In many cases the process starts in the eye, where the colours of the environment, a rival or a mate are acquired. How does that signal in the brain lead to a change in hue? The answer lies in cells called chromatophores. Some contain sacs of various pigments. In animals such as the octopus, squid or cuttlefish, colour changes when a complex network of muscles adjusts the sizes
and positions of different sacs within the skin.

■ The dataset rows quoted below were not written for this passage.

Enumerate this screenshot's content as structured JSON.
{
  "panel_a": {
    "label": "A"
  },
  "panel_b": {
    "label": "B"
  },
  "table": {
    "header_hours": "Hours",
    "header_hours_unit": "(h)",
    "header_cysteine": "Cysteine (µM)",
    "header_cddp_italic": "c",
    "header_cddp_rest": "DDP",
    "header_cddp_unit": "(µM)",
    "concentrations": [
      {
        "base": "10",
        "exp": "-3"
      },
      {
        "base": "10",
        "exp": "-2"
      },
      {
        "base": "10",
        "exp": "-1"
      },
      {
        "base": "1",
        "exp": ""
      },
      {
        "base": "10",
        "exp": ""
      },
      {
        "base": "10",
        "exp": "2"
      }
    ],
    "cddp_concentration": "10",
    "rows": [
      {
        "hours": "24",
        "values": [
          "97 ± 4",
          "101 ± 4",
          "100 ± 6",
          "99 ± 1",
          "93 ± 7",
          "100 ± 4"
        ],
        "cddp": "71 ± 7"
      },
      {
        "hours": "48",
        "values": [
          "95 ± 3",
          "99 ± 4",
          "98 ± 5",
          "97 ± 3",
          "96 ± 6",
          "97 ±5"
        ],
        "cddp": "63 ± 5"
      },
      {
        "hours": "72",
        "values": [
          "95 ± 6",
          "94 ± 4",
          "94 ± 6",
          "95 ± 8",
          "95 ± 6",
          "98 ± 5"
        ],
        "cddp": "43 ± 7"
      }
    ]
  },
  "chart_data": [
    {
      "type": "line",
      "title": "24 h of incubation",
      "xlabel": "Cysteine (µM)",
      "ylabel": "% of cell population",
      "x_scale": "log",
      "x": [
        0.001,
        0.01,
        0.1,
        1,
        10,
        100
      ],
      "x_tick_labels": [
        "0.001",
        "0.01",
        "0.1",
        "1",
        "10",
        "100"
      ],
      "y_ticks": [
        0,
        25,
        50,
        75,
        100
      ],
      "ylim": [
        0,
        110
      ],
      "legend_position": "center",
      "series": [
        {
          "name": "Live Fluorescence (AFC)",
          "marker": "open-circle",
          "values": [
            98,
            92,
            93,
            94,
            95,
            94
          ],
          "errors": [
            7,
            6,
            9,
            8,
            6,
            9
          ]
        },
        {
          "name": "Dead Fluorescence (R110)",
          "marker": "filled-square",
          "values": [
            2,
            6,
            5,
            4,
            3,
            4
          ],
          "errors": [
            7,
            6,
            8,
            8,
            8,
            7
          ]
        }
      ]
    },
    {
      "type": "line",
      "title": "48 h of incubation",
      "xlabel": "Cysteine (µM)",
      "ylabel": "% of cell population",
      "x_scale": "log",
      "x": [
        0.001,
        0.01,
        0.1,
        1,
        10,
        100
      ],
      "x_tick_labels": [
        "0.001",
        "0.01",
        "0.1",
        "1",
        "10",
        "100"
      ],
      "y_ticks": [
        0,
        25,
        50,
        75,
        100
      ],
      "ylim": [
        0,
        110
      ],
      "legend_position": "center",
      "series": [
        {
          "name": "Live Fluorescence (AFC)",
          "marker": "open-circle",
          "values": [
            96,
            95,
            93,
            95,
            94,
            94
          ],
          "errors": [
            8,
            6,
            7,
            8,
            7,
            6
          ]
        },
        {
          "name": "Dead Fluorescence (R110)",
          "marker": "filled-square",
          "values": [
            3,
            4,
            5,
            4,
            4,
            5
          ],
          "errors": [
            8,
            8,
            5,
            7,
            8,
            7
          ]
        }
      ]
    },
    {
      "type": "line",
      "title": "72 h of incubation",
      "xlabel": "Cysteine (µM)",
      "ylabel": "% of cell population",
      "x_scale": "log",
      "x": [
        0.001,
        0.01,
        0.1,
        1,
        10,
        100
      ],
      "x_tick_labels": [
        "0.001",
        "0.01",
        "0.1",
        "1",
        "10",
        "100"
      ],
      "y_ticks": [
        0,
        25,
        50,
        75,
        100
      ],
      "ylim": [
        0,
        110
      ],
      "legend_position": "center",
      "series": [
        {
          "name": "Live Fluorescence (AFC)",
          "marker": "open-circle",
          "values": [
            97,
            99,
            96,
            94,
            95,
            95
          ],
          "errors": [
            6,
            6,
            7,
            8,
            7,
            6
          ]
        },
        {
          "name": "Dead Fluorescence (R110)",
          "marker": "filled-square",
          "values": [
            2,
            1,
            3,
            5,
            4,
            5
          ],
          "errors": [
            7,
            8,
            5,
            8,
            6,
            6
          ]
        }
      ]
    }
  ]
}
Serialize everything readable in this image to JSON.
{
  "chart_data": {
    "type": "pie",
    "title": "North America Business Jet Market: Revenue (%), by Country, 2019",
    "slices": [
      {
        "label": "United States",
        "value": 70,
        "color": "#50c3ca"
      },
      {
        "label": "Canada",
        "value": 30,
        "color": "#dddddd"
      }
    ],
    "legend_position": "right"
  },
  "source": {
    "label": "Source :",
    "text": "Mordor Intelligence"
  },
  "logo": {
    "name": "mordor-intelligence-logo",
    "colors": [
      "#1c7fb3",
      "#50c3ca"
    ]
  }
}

Other creatures use optical trickery in related cells called iridophores. In damselfish, light waves bounce between thin plates within these cells. The colour reflected depends on the spacing of the plates. The fish can precisely shift that separation across millions of cells by just billionths of a metre, in under a second.
Chameleons, scientists have just worked out, use a bit of nanotechnology. They have two layers of iridophores, each containing regularly spaced crystals of the chemical guanine. When combative males strut their colourful stuff, they are changing the spacing within each crystal lattice, creating what are called bandgaps that permit or preclude the passage of certain colours.
Humans experience a rather simpler colour change. Blushing is just a rush of blood to the face, parts of which have larger blood vessels closer to the skin’s surface. Although it’s easy to induce the effect, the biological purpose of blushing is still a matter of debate.